Log failures on the backend so you know your real-world failure rate. "It works when I try it" and "it works for users on hotel Wi-Fi" are different claims.

Mobile adds one more: users background the app mid-request. Decide what they see when they return — a resumed stream, a completed result, or an honest "that didn't finish."

Keep the UX honest

Label AI output as AI-generated, give users an easy way to edit or dismiss it, and never present a model guess as a certain fact — especially for anything involving numbers, dates, or money, where a confident wrong answer erodes trust in the entire app, not just the feature. The pattern that consistently works: AI drafts, user confirms. An editable suggestion the user approves in one tap feels magical; an auto-committed guess the user discovers was wrong three weeks later feels like a betrayal.

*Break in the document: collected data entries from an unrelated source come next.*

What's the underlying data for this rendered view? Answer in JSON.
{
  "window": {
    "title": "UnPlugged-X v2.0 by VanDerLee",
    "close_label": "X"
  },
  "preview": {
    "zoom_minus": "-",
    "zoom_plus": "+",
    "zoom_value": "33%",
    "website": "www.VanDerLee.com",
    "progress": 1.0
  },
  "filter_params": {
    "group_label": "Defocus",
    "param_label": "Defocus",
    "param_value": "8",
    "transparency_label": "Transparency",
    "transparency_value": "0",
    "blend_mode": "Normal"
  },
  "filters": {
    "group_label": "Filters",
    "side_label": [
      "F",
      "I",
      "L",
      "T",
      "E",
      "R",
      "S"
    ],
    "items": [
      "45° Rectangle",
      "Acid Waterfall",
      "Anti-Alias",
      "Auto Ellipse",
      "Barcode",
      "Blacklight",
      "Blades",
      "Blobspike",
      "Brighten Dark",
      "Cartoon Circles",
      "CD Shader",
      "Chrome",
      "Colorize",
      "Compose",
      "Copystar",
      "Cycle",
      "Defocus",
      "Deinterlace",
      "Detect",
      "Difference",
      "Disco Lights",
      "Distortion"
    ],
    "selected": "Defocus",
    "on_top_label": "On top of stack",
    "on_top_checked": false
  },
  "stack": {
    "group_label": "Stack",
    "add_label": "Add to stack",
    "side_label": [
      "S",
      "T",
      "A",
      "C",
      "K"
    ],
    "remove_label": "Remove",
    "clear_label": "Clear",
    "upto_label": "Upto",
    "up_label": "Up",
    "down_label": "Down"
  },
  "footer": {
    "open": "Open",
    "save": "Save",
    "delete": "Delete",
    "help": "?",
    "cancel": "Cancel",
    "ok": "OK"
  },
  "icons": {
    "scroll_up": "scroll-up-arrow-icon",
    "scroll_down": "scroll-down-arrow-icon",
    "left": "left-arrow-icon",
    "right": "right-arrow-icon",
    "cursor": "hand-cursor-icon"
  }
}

Both app stores also have review expectations around AI-generated content and data disclosure, so say plainly in your privacy policy what leaves the device and where it goes. Honest UX and smooth store review turn out to be the same work.

Summary

A good AI feature in Flutter is 10% model and 90% plumbing: a backend that holds your keys and enforces limits, a boring JSON contract with validation on the server side, streaming for perceived speed, hard cost ceilings, and a UI that assumes the model can be wrong and lets the user stay in charge. Get that scaffolding right and you can swap models, tune prompts, and grow the feature for years without ever touching the app binary again — which, in a world of week-long store reviews, is exactly where you want to be.